Eine Flucht, eine Leiche, eine Gastwirtstochter in schwarzem Leder – vielversprechend und a tempo fängt die Geschichte an und bleibt es bis zum Schluss. Ein einziges Wochenende lang dürfen wir Georg begleiten, aber was dem gutwilligen Parzival in dieser knappen Zeit zustößt, würde wohl auch gefestigtere Mitmenschen um Kraft und Verstand bringen. Immer wieder muss er fliehen, niemals darf er schlafen, ein Schlamassel folgt auf den anderen, immer verzweifelter verstrickt er sich in eine Katastrophenprogression, wie man sie zwischen Heideboden und Heidehimmel nicht für möglich gehalten hätte. Und so schnell Georg auch rennt oder torkelt, jedes Entkommen mündet in den rasenden Stillstand, denn er rennt und torkelt im Kreis und kommt einfach nicht raus aus der Heide und dem Unheil, nur ganz zum Schluss, immer noch mit dem Koffer in der Hand, tut sich ein Hoffnungsspalt für ihn auf, der …

„Tot aufgefunden, ich?“

Auf dem Cover lächelt Martin Lechner so listig und entspannt, wie man sich den Autor eines solchen Debüts vorstellt. Aberwitzige story erfunden, einen Helden hineingestellt, den jeder ins Herz schließt und, am allerwichtigsten, das Ganze so trickreich erzählt, dass nicht nur ein weiterer Provinz- und Halbkrimi daraus wurde, sondern eine realitätssatte, intelligente Rätselhatz durchs norddeutsche Flachland. Denn während einerseits die Informationen nur so sprudeln, wird andererseits dies und das und jenes Allerwichtigste verschwiegen, so dass der Leser einerseits den Überblick zu haben wähnt, andererseits nicht weiß, wie ihm geschieht und die stolpernde Verwirrung mit dem Helden teilt. Und natürlich passt und witzt es da besonders, wenn Georg Briefchen schreibt, die von Thomas Bernhard stammen könnten, der auch ein paar Romane im Residenz Verlag veröffentlicht hat.

Neben Held und Handlung ist es eindeutig die Sprache, die hier für Genuss sorgt, die originellen Beschreibungen, die atemlose Geläufigkeit, der rhythmische Sinn.

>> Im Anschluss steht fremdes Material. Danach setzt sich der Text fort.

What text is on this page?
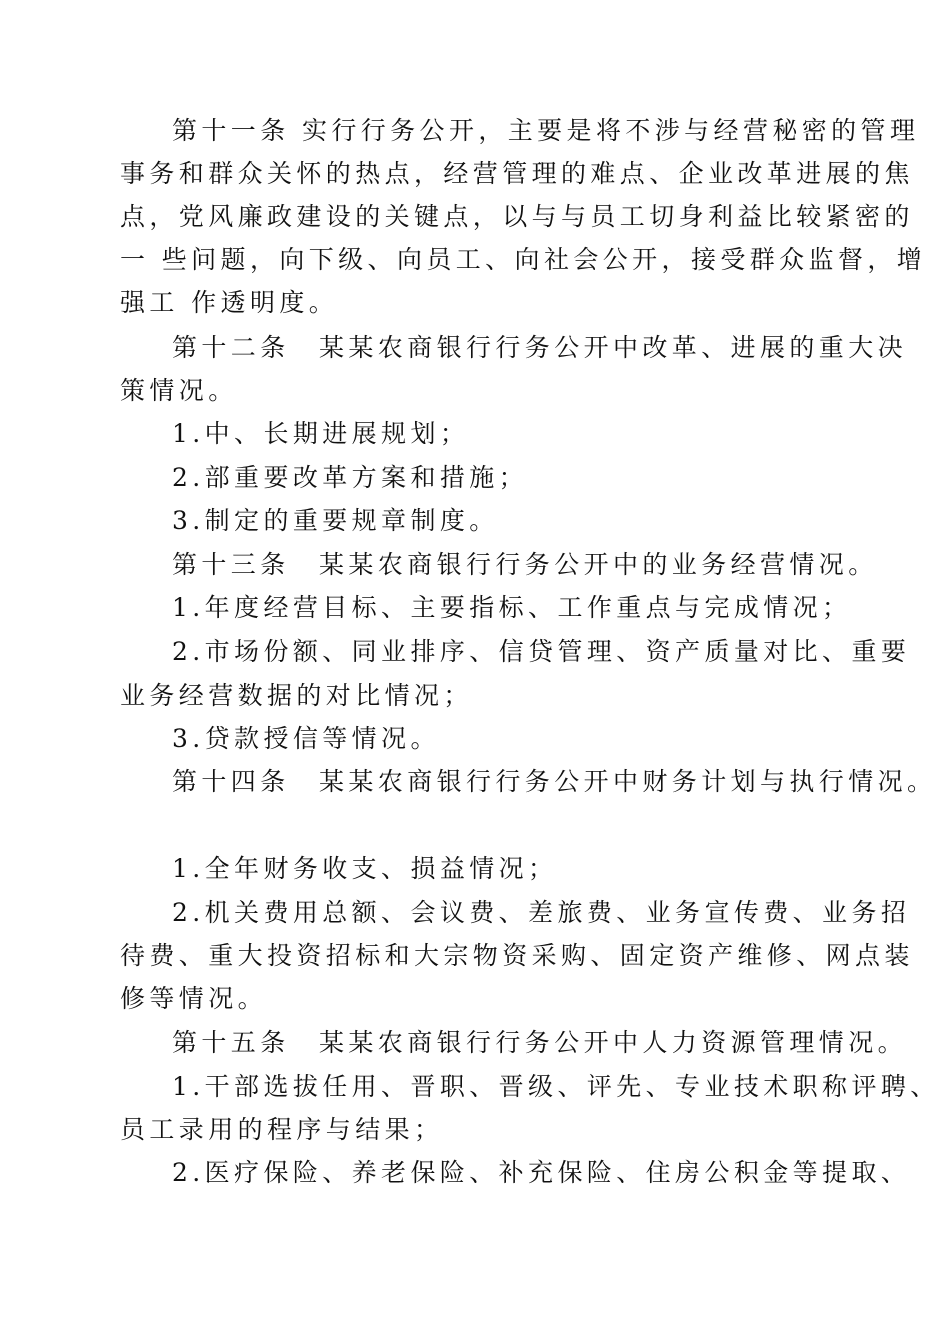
第十一条 实行行务公开，主要是将不涉与经营秘密的管理
事务和群众关怀的热点，经营管理的难点、企业改革进展的焦
点，党风廉政建设的关键点，以与与员工切身利益比较紧密的
一 些问题，向下级、向员工、向社会公开，接受群众监督，增
强工 作透明度。
第十二条　某某农商银行行务公开中改革、进展的重大决
策情况。
1.中、长期进展规划；
2.部重要改革方案和措施；
3.制定的重要规章制度。
第十三条　某某农商银行行务公开中的业务经营情况。
1.年度经营目标、主要指标、工作重点与完成情况；
2.市场份额、同业排序、信贷管理、资产质量对比、重要
业务经营数据的对比情况；
3.贷款授信等情况。
第十四条　某某农商银行行务公开中财务计划与执行情况。
1.全年财务收支、损益情况；
2.机关费用总额、会议费、差旅费、业务宣传费、业务招
待费、重大投资招标和大宗物资采购、固定资产维修、网点装
修等情况。
第十五条　某某农商银行行务公开中人力资源管理情况。
1.干部选拔任用、晋职、晋级、评先、专业技术职称评聘、
员工录用的程序与结果；
2.医疗保险、养老保险、补充保险、住房公积金等提取、
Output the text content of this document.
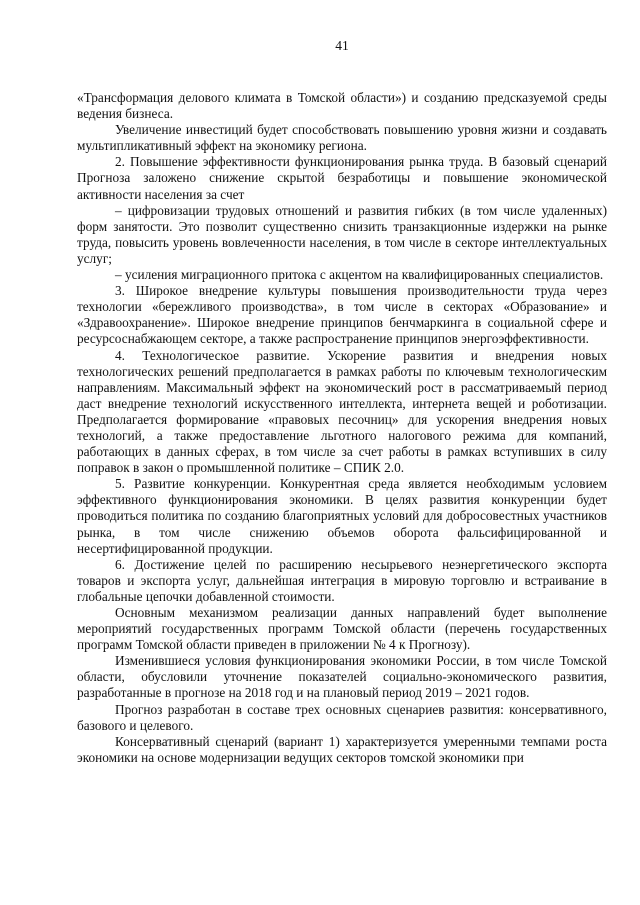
41

«Трансформация делового климата в Томской области») и созданию предсказуемой среды ведения бизнеса.

Увеличение инвестиций будет способствовать повышению уровня жизни и создавать мультипликативный эффект на экономику региона.

2. Повышение эффективности функционирования рынка труда. В базовый сценарий Прогноза заложено снижение скрытой безработицы и повышение экономической активности населения за счет

– цифровизации трудовых отношений и развития гибких (в том числе удаленных) форм занятости. Это позволит существенно снизить транзакционные издержки на рынке труда, повысить уровень вовлеченности населения, в том числе в секторе интеллектуальных услуг;

– усиления миграционного притока с акцентом на квалифицированных специалистов.

3. Широкое внедрение культуры повышения производительности труда через технологии «бережливого производства», в том числе в секторах «Образование» и «Здравоохранение». Широкое внедрение принципов бенчмаркинга в социальной сфере и ресурсоснабжающем секторе, а также распространение принципов энергоэффективности.

4. Технологическое развитие. Ускорение развития и внедрения новых технологических решений предполагается в рамках работы по ключевым технологическим направлениям. Максимальный эффект на экономический рост в рассматриваемый период даст внедрение технологий искусственного интеллекта, интернета вещей и роботизации. Предполагается формирование «правовых песочниц» для ускорения внедрения новых технологий, а также предоставление льготного налогового режима для компаний, работающих в данных сферах, в том числе за счет работы в рамках вступивших в силу поправок в закон о промышленной политике – СПИК 2.0.

5. Развитие конкуренции. Конкурентная среда является необходимым условием эффективного функционирования экономики. В целях развития конкуренции будет проводиться политика по созданию благоприятных условий для добросовестных участников рынка, в том числе снижению объемов оборота фальсифицированной и несертифицированной продукции.

6. Достижение целей по расширению несырьевого неэнергетического экспорта товаров и экспорта услуг, дальнейшая интеграция в мировую торговлю и встраивание в глобальные цепочки добавленной стоимости.

Основным механизмом реализации данных направлений будет выполнение мероприятий государственных программ Томской области (перечень государственных программ Томской области приведен в приложении № 4 к Прогнозу).

Изменившиеся условия функционирования экономики России, в том числе Томской области, обусловили уточнение показателей социально-экономического развития, разработанные в прогнозе на 2018 год и на плановый период 2019 – 2021 годов.

Прогноз разработан в составе трех основных сценариев развития: консервативного, базового и целевого.

Консервативный сценарий (вариант 1) характеризуется умеренными темпами роста экономики на основе модернизации ведущих секторов томской экономики при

Ein Beispiel: Während der arme Georg zwecks Veränderung seines Äußeren beim Friseur sitzt, hofft er, dass er am Ende nicht aussehen wird

„wie ein Flüchtling, der in Gebüschen leben musste, in Tiefgaragen, zwischen Mülltonnen, notfalls eingegraben in einen Komposthaufen oder abgetaucht in die Schächte der Kanalisation, wo er sich mit den billigsten und stumpfesten Klingen immer wieder eine Glatze schabt, da er fürchtet, dass sich in seinen Haaren festsetzen könnte, was wir den Gestank des Scheiterns nennen wollen, auch wenn ihm dieser längst aus allen Poren dampft und jeden tätigen Menschen, dem er zu nahe kommt, die Flucht ergreifen lässt, zumal …“

und so geht es weiter, immer weiter, und vor lauter innerem Bildertrubel will der Leser schon gar nicht mehr wissen, wer hier eigentlich „wir“ sagt und wie es möglich ist, dass der miserable Schüler Georg, auf dem Friseurstuhl sitzend, seine Gedanken so wunderbar ausschweifen lassen und formulieren kann, dass er vom Duft des Erfolgs wie eine Rose riechen müsste?

Aber um solche und ähnliche Wunder zu begreifen, braucht man nur hier zu klicken und das Foto auf dieser Seite mit dem Schutzumschlagsfoto zu vergleichen. Eine Metamorphose geradewegs ins Glück hinein wird da dokumentiert, und wie immer sie zustande kam: Sie macht froh, und auch dafür sei Martin Lechner gedankt.

Gisela Trahms

Martin Lechner: Kleine Kassa. Residenz Verlag 2014. 264 Seiten. 22,90 Euro. Verlagsinformationen zum Buch.